Pelka und Fella sind Zwillinge, ich bin ein Jahr jünger, und jedermann hält uns für Drillinge.

Da Mama Fella immer ma petite beauté nannte, sagte ich ihr einmal in das Ohr: Aber Mama, hast du noch nicht bemerkt, Fella ist dumm – worauf Mama erklärte: Das macht nichts, alle Beautés sind dumm.

An einem Ballabend, an dem wir einen Augenblick erscheinen durften, machte ich die plötzliche Entdeckung, daß Mama auch eine Schönheit war. Ich weinte laut; Papa nahm mich auf die Kniee, alle Leute küßten mich und fragten nach meinem Kummer; ich sagte ihn nicht, ich wußte von diesem Augenblick an, 112 weshalb wir immerfort in Verlegenheit kamen, so nannten wir's, wenn Mama weinte und sterben wollte, und Papa sich nicht zu helfen wußte vor Rechnungen, und sich einen Sisyphos nannte, und zuletzt fuhren wir über Hals und Kopf zur Großmutter auf's Gut. Hier blieben wir so lange, bis Mama sagte, sie sterbe vor Langerweile, dann zogen wir schnell in eine neue Stadt.

Wir waren schon in Paris, London, Petersburg, Berlin, Wien und München.

Am besten gefiel es uns bei der Großmutter in Holland. Sie ist immer wie aus dem Wasser gezogen sauber und hat drei Kinnchen auf einander. Papa ist ihr einziger Sohn; ich habe vergessen zu sagen, daß ich bei der Großmutter in Holland geboren bin, am 7. Juni 1865; Mama's Heimat ist in Posen; wir haben dort ein Gut und hatten oft so viele Gäste, daß des Abends die Betten verlost werden mußten.

Miß war unsre Engländerin, indeß ich liebte sie nicht; sie nannte alles, was Mama that und 113 sagte shocking, und Mama war doch die Güte en personne; sie konnte keinen Armen sehen, ohne ihm etwas zu schenken. Großmutter schenkte auch viel, aber dann meistens Körbe mit Brot und Butter und Holz und Kohlen und andern Lebensmitteln; ich bin oft mit ihr bei den Armen gewesen, denen wenigstens der liebe Gott für all' ihr Unglück eine Masse Kinderchen geschenkt.

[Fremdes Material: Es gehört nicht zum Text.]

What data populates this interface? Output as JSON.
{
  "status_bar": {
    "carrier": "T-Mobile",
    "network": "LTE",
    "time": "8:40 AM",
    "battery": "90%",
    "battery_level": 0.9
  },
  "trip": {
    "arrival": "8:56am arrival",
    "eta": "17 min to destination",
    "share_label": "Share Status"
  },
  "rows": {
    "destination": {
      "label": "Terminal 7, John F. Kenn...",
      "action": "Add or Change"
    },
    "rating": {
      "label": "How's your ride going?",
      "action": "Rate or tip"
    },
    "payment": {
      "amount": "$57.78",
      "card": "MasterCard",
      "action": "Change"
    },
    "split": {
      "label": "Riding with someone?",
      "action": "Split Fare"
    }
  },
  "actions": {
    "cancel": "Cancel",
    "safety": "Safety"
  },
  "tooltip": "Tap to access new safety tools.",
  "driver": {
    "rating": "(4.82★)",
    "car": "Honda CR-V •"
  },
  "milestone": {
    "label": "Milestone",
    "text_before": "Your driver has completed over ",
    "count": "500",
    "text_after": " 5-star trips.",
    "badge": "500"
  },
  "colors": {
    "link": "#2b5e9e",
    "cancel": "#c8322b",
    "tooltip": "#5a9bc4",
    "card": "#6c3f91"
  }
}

Wenn wir ausfuhren, nahm ich gewöhnlich ein Taschentuch für Mama mit, weßhalb sie mich Mütterchen nannte; ich nannte sie Mäuschen.

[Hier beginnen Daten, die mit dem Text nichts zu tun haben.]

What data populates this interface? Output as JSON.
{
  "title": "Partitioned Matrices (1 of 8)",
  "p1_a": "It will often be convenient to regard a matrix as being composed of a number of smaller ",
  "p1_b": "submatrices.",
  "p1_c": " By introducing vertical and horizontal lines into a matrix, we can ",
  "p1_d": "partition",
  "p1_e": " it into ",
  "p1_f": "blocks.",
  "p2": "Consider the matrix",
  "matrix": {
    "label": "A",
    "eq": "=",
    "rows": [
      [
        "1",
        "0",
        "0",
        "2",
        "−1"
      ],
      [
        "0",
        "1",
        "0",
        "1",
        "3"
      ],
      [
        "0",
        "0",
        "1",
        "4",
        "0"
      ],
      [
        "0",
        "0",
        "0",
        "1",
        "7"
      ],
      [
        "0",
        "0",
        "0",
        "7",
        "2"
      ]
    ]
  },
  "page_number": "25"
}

Wir hatten einen großen hellblonden Hund namens Minka; er war so gescheit, daß wenn ich zu ihm sagte: Minka, wir sind in Verlegenheit – weinte er laut. Ich liebte ihn unaussprechlich, noch mehr aber Mopsi, da er entsetzlich dick und immerfort tief unglücklich war, mit tausend Falten im Gesicht; unmöglich, ihn ohne Rührung anzusehen. Miß liebte ihn nicht; sie war so kleinlich, sich sogar zu schämen, mit Mopsi auf der Straße zu gehen, weil er wackelte.

114 Eines Tages kam sie sehr blaß hereingestürzt mit der Nachricht, es sei ein Mann im Vorzimmer und wolle uns pfänden. Papa war nicht zu Hause, und Mama fiel in Ohnmacht. Wir wußten nicht was pfänden ist, aber wir sind zu dem Mann hinausgelaufen und haben ihn gebeten, er möchte so gut sein und uns pfänden, und Papa und Mama nichts thun.

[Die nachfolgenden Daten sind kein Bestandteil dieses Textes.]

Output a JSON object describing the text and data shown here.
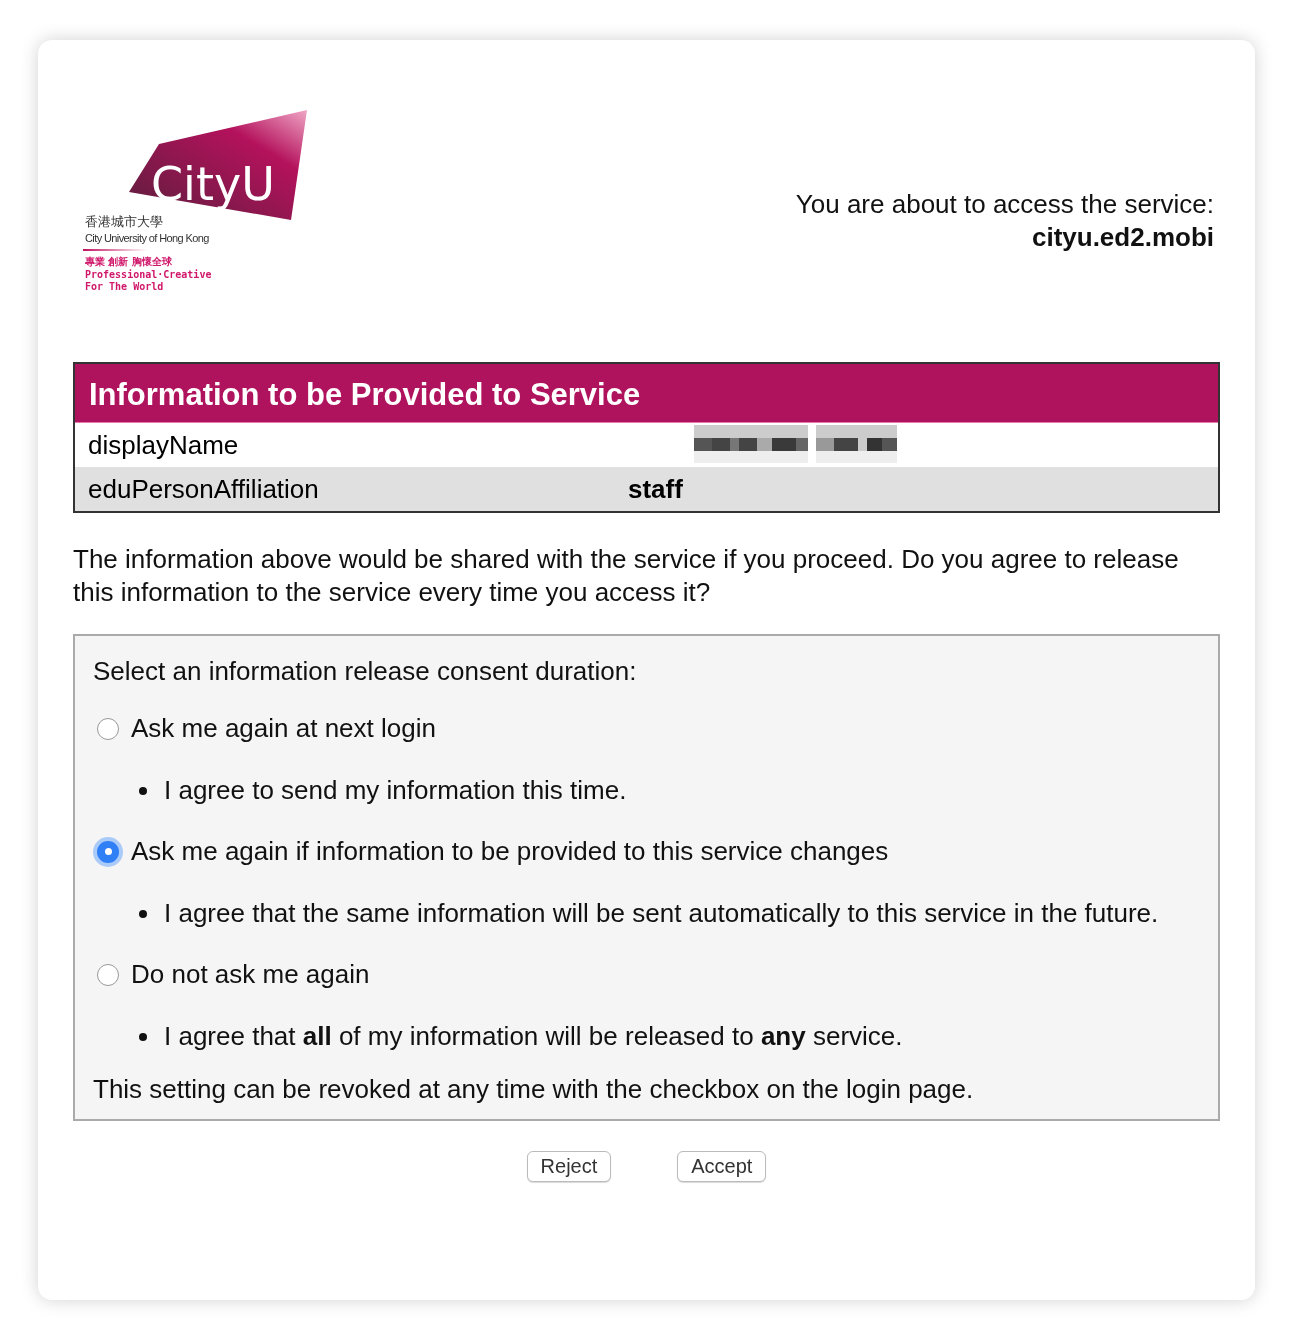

Der Mann sagte, er wolle später wiederkommen, und Mama rief uns zu sich und kniete auf ihrem Betstuhl und sagte: Meine armen Kinder, betet mit mir, damit ich sterbe, denn ich bin nur zu euerm Unglück auf der Welt; unzählige Male habe ich schon zu Gott gefleht, er möchte mich bessern; es ist alles umsonst; man sollte einem Menschen, der keine Ordnung hat, einen Mühlstein um den Hals hängen, und in den Meeresgrund versenken. –

Wir weinten alle bitterlich und beteten mit Mama, und ich hatte eine fürchterliche Angst, der liebe Gott möchte uns erhören und Mama 115 sterben lassen, was aber zum Glück nicht geschah, denn am andern Tag ritt sie wieder auf ihrem schönen Schimmel wie eine Sonne zum Thor hinaus, und es war alles wieder gut.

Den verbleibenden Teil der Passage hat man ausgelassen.